Bölüm şarkısı; Gözlerimi kapatsam-
Instagram hesabıma bakım derim; hikayeme. hesabım, thenur.klc
Bayss.
✨
Göz yalşarımı elimin tersiyle sildiğimde yerine yenileri ekleniyordu. Ağlamamı bir türlü durduramıyordum. Ağlamak istemiyordum ve neye ağladığımı bilmemek canımı da sıkıyordu.
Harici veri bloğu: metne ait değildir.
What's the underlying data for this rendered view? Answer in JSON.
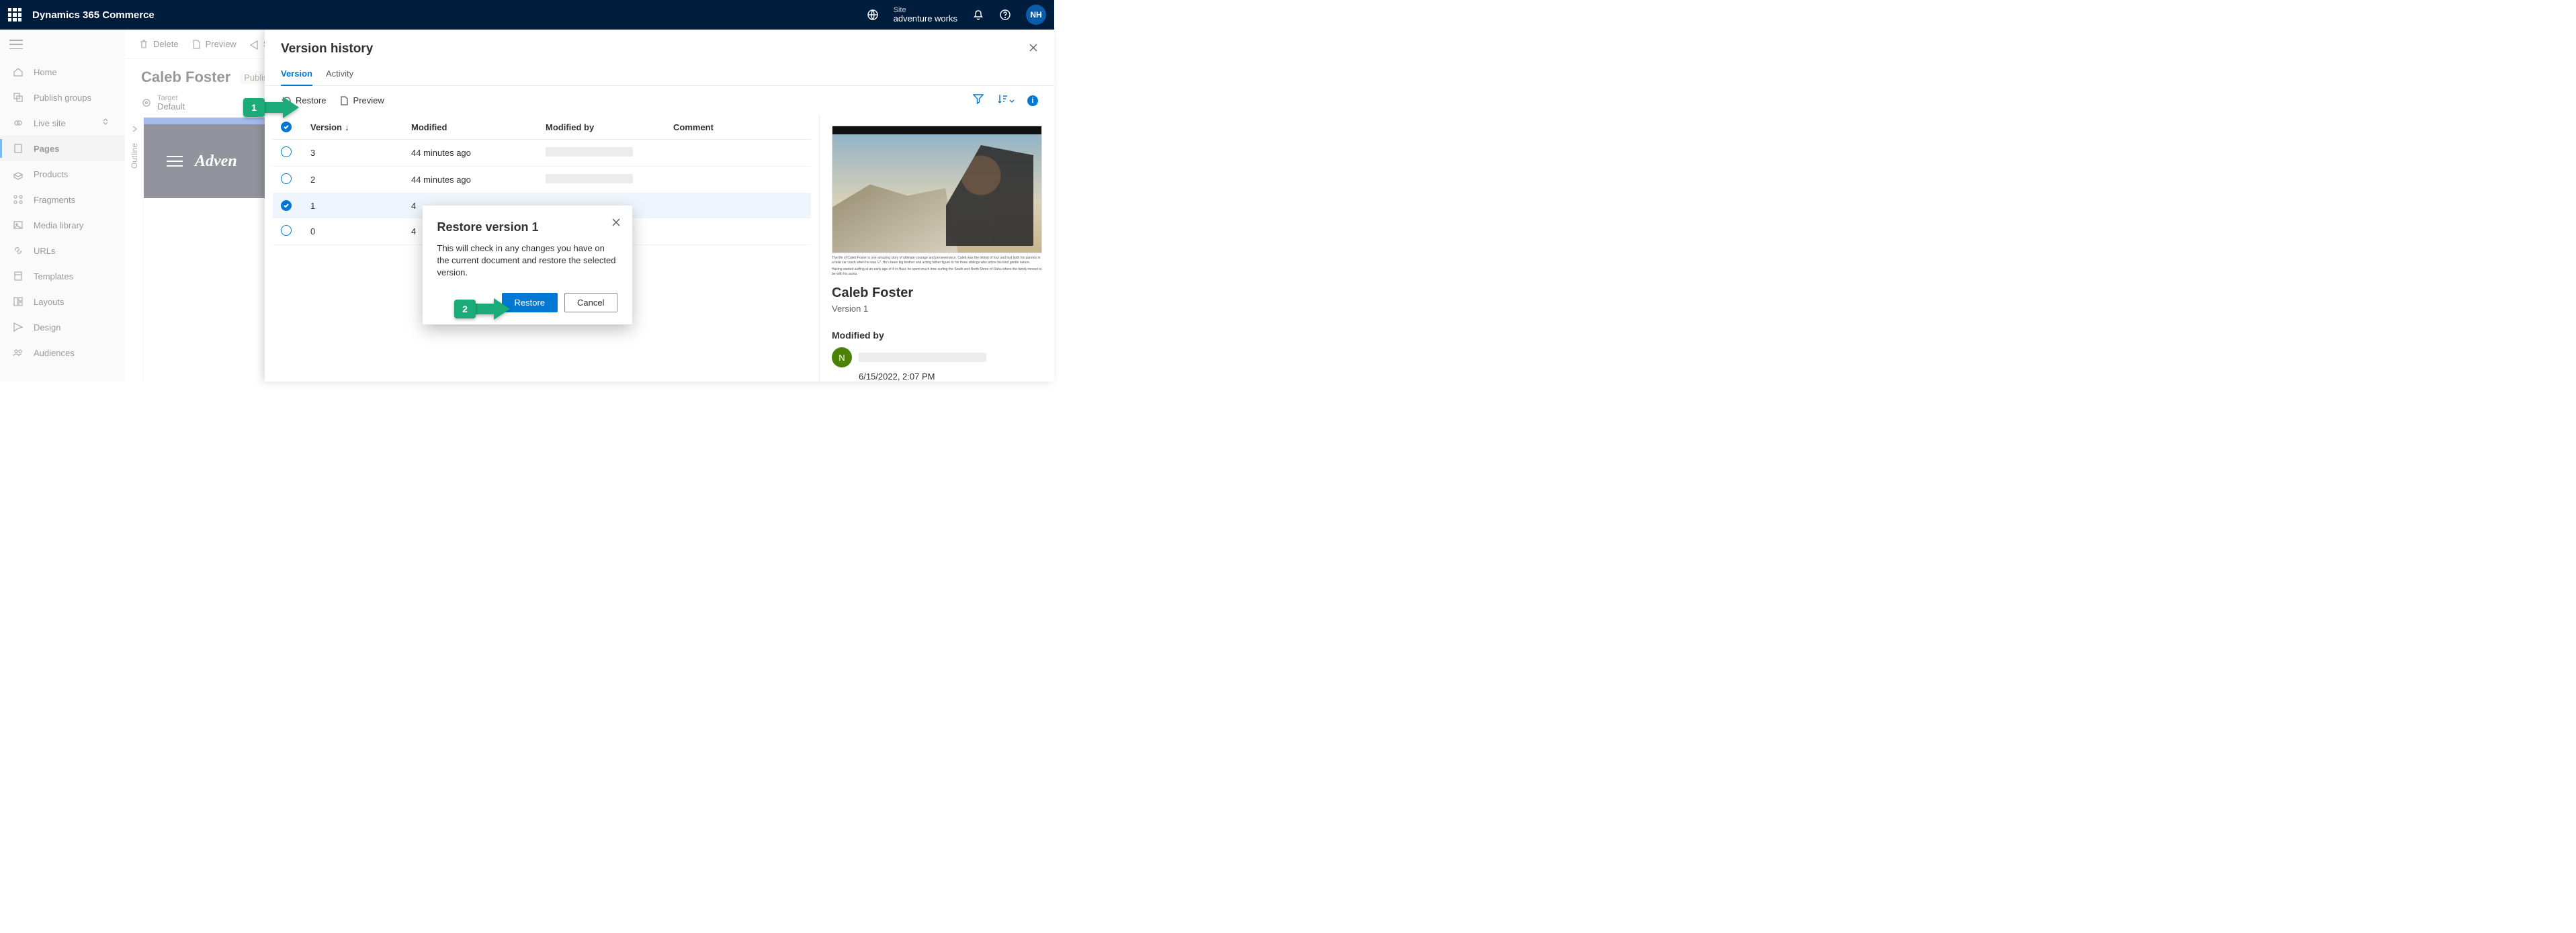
{
  "topnav": {
    "brand": "Dynamics 365 Commerce",
    "siteLabel": "Site",
    "siteName": "adventure works",
    "avatar": "NH"
  },
  "leftnav": {
    "items": [
      "Home",
      "Publish groups",
      "Live site",
      "Pages",
      "Products",
      "Fragments",
      "Media library",
      "URLs",
      "Templates",
      "Layouts",
      "Design",
      "Audiences"
    ]
  },
  "toolbar": {
    "delete": "Delete",
    "preview": "Preview",
    "share": "S"
  },
  "page": {
    "title": "Caleb Foster",
    "status": "Published,",
    "targetLabel": "Target",
    "targetValue": "Default",
    "outline": "Outline",
    "previewBrand": "Adven"
  },
  "panel": {
    "title": "Version history",
    "tabs": {
      "version": "Version",
      "activity": "Activity"
    },
    "actions": {
      "restore": "Restore",
      "preview": "Preview"
    },
    "table": {
      "headers": {
        "version": "Version",
        "modified": "Modified",
        "modifiedBy": "Modified by",
        "comment": "Comment"
      },
      "rows": [
        {
          "v": "3",
          "mod": "44 minutes ago",
          "sel": false
        },
        {
          "v": "2",
          "mod": "44 minutes ago",
          "sel": false
        },
        {
          "v": "1",
          "mod": "4",
          "sel": true
        },
        {
          "v": "0",
          "mod": "4",
          "sel": false
        }
      ]
    },
    "side": {
      "title": "Caleb Foster",
      "vnum": "Version 1",
      "modLabel": "Modified by",
      "modAvatar": "N",
      "modTs": "6/15/2022, 2:07 PM",
      "blurb1": "The life of Caleb Foster is one amazing story of ultimate courage and perseverance. Caleb was the oldest of four and lost both his parents in a fatal car crash when he was 17. He's been big brother and acting father figure to his three siblings who adore his kind gentle nature.",
      "blurb2": "Having started surfing at an early age of 4 in Haui; he spent much time surfing the South and North Shore of Oahu where the family moved to be with his aunts."
    }
  },
  "modal": {
    "title": "Restore version 1",
    "body": "This will check in any changes you have on the current document and restore the selected version.",
    "restore": "Restore",
    "cancel": "Cancel"
  },
  "arrows": {
    "one": "1",
    "two": "2"
  }
}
Sanki yüreğimde derin bir acı vardı, sanki kalbimin tam ortasına bir kesik atılmıştı ve öylece kanlar içerisinde bırakılmış gibi acıyordu. O hala bana yakındı, eğer bir bedeni olsaydı; nefesi nefesime diyebilirdim. Ama bir bedemi yoktu ve yanlızca benim nefesim vardı.
Kendimi biraz geriye iteleyip yere oturdum. Ellerimle akan göz yaşlarımı sildim, gözlerimi kapatarak ağlamamı dindirmeye çalıştım. Biraz sakinleşmem lazımdı. Derin derin nefesler alıp verdim. Ağladığım için nefes alış verişlerim düzenli değildi.
🌗
Kendime geldiğimde gözlerimi açtım, artık ağlamıyordum. Göz yaşlarım durmuştu ve nefes alıp verişlerim de düzene girmişti. Oturduğum yerde ayaklarımla bandaj kurdum. Arden hala gitmemişti, oysaki uzun bir üsredir ben kendime gelmeye çalışıyordum ve ancak toparlanabilmiştim. Yüreğimdeki o nedenini bilmediğim acı hala tam dinmemişti ama ilki kadar da acıtmıyordu artık. Bana yine ağlama hissiyatı veriyor olsa da kendimi ağlamamak için tutuyordum. Zaten sabahtan beri yeterince ağlamıştım.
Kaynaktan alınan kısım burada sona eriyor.